ワイナリー訪問 D.O.カスティーリャ・イ・レオン Galia Galia
Jerôme Bougnaud(ジェローム・ブグノー)ピングスを支える醸造家
ジェローム・ブグノーは、1978年フランス・コニャック地方生まれ。父親は栽培農家4代目で、母親は何代目かもわからないほどの歴史の長い栽培農家です。
スペインに来たのは23歳のとき。アルバロ・パラシオスの甥であり、先日パーカーポイント100点をとったリカルド・パラシオスと、スペインではまだ一般的でなかったビオディナミ農法によるワイナリー「アタウタ」を立ち上げたベルトラン・スルデとともに、ボルドー大学で醸造を学びました。
ある年、リカルド・パラシオスは、ジェロームとベルトランをスペインでのバカンスに誘いました。まずプリオラートに出かけ、サラ・ペレスと知り合い、リベラ・デル・ドゥエロで、ピーター・シセックとファーストコンタクト。そしてビエルソで若いラウル・ペレスと知り合いました。アルバロ・パラシオスの名前のおかげで、どんなワイナリーも見学することができ、いろんなビンテージのワインを試飲することができました。若いジェロームは、非常に閉鎖的で誰も情報を共有しようとはしなかったボルドーから来たので、スペインでは誰もがワイナリーに出入りし、ワインをともに楽しんでいる様子に感銘を受けたそうです。
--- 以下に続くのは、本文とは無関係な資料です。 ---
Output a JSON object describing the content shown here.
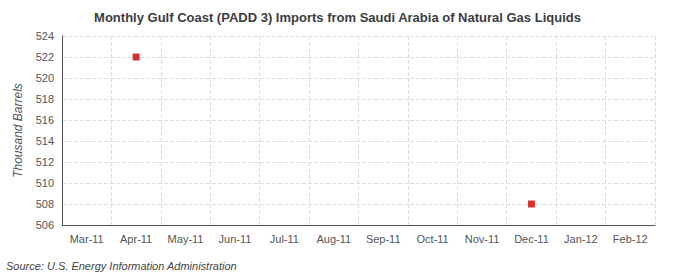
{
  "chart_data": {
    "type": "scatter",
    "title": "Monthly Gulf Coast (PADD 3) Imports from Saudi Arabia of Natural Gas Liquids",
    "ylabel": "Thousand Barrels",
    "annotation": "Source: U.S. Energy Information Administration",
    "categories": [
      "Mar-11",
      "Apr-11",
      "May-11",
      "Jun-11",
      "Jul-11",
      "Aug-11",
      "Sep-11",
      "Oct-11",
      "Nov-11",
      "Dec-11",
      "Jan-12",
      "Feb-12"
    ],
    "values": [
      null,
      522,
      null,
      null,
      null,
      null,
      null,
      null,
      null,
      508,
      null,
      null
    ],
    "color": "#cc0000",
    "marker": "square",
    "ylim": [
      506,
      524
    ],
    "yticks": [
      506,
      508,
      510,
      512,
      514,
      516,
      518,
      520,
      522,
      524
    ],
    "grid": true
  }
}
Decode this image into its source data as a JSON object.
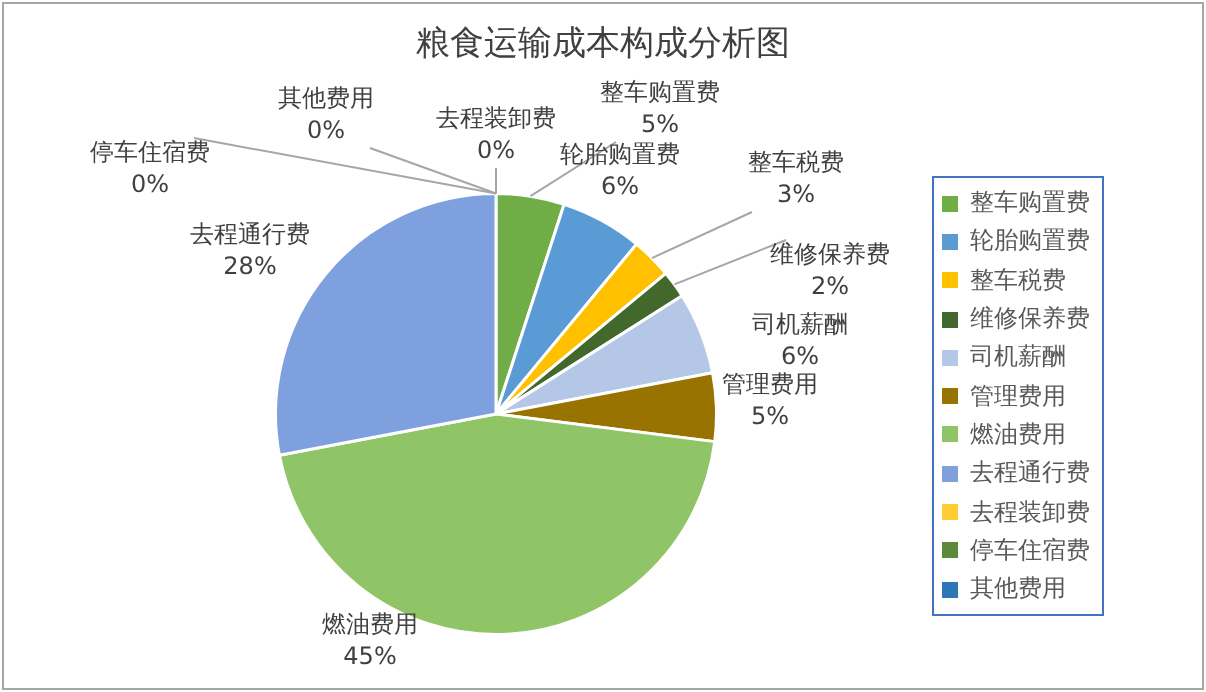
{
  "chart_data": {
    "type": "pie",
    "title": "粮食运输成本构成分析图",
    "categories": [
      "整车购置费",
      "轮胎购置费",
      "整车税费",
      "维修保养费",
      "司机薪酬",
      "管理费用",
      "燃油费用",
      "去程通行费",
      "去程装卸费",
      "停车住宿费",
      "其他费用"
    ],
    "values": [
      5,
      6,
      3,
      2,
      6,
      5,
      45,
      28,
      0,
      0,
      0
    ],
    "value_labels": [
      "5%",
      "6%",
      "3%",
      "2%",
      "6%",
      "5%",
      "45%",
      "28%",
      "0%",
      "0%",
      "0%"
    ],
    "colors": [
      "#70ad47",
      "#5b9bd5",
      "#ffc000",
      "#43682b",
      "#b4c7e7",
      "#997300",
      "#8fc566",
      "#7fa0df",
      "#ffcd33",
      "#5a8a3a",
      "#2e75b6"
    ],
    "legend": "right"
  }
}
ベルトランは、「ドミニオ・デ・アタウタ」を始めるため、ジェロームに手伝ってくれるよう頼みましたが、結局、それほど仕事はなく、ジェロームは、ルエダの「ハビエル・サンス」で作り始めた赤ワインのプロジェクトに入りました。当時は、多くのワイナリーが赤ワインを作りたがっていました。「ハビエル・サンス」で働きだして2ヶ月ほどした頃、「アシエンダ・モナステリオ」を立ち上げようとしていたピーター・シセックに再会しました。
そして、ピーター・シセックに「アシエンダ・モナステリオ」での仕事ぶりを認められ、「ピングス」の畑を任されるようになりました。20代前半から現在まで栽培責任者を務め、ピングスを支えてきたと言っても過言ではないでしょう。
それからピーター・シセックをスーパーバイザーとする「キンタ・サルドニア」のプロジェクトが立ち上がったとき、実質、全てをジェロームがコーディネートし、現在まで醸造責任者を務めています。
「ガリア」は、2009年にジェロームが立ち上げた個人プロジェクトです。
ジェロームは、DOリベラ・デル・ドゥエロの呼称にはこだわらなかったので、畑は、ドゥエロ川に沿って135キロの中に点々と存在しています。こだわったのは、自根を含む古樹であること、風通しの良い土壌であること。
区画ごとのブドウの特徴を見極めて、それぞれに適したタンクで一次発酵すること。
2015年からは、白ブドウと黒ブドウを同時に収穫して、同時に発酵させています。白ブドウの酸化を防ぎ、全体のpHが下がるため、微生物の安定化にも有効だということがわかったからだそうです。同年から、義実家をセラーに改造して醸造を開始したので、ようやく自分が理想とするガリアが完成したと語ります。畑や、タンク、醸造方法は、ワインにとって重要なファクターだけれども、醸造施設がもたらす影響も無視できないのです。
畑から傷んでいるブドウが収穫されてくることはないのだけれども、選別テーブルを通します。ここでは、全房発酵に使う、完熟しているブドウを選びます。除梗後、粒ごとの最終チェック。驚くほど時間をかけます。
浮いてきた果皮と果汁を混ぜるのにも手や足を使って丁寧に。過度な抽出を極力避けます。
果汁の段階で、とてもピュアで緻密。
各畑ごとの熟成樽からのチェック。常に畑にいた人だからこそできる、説得力のある説明を聞きながら試飲。
メスシリンダーで、ガリア 2016 のサンプルを配合してくれて飲ませてもらったとき、まるでパズルが完成するように、それぞれの樽の個性が組み合うことに、改めて感動しました。
ジェロームは、砂地でフィロキセラの心配がない畑には、アメリカ系の代木に挿し木することなく、そのまま苗木を植えています。挿し木を植えるより、数倍も深く掘らなければならず、重労働なのですが、いつかジェロームの子どもか、孫のために、自根のテンプラニーリョを残すためだそうです。
後日談ですが、若い醸造家たちから、ジェロームがどんな話をしていたのか質問攻めにあい、再訪することになりました。いつか、叶うことならば、日本で2009年からの垂直試飲をしてみたいです。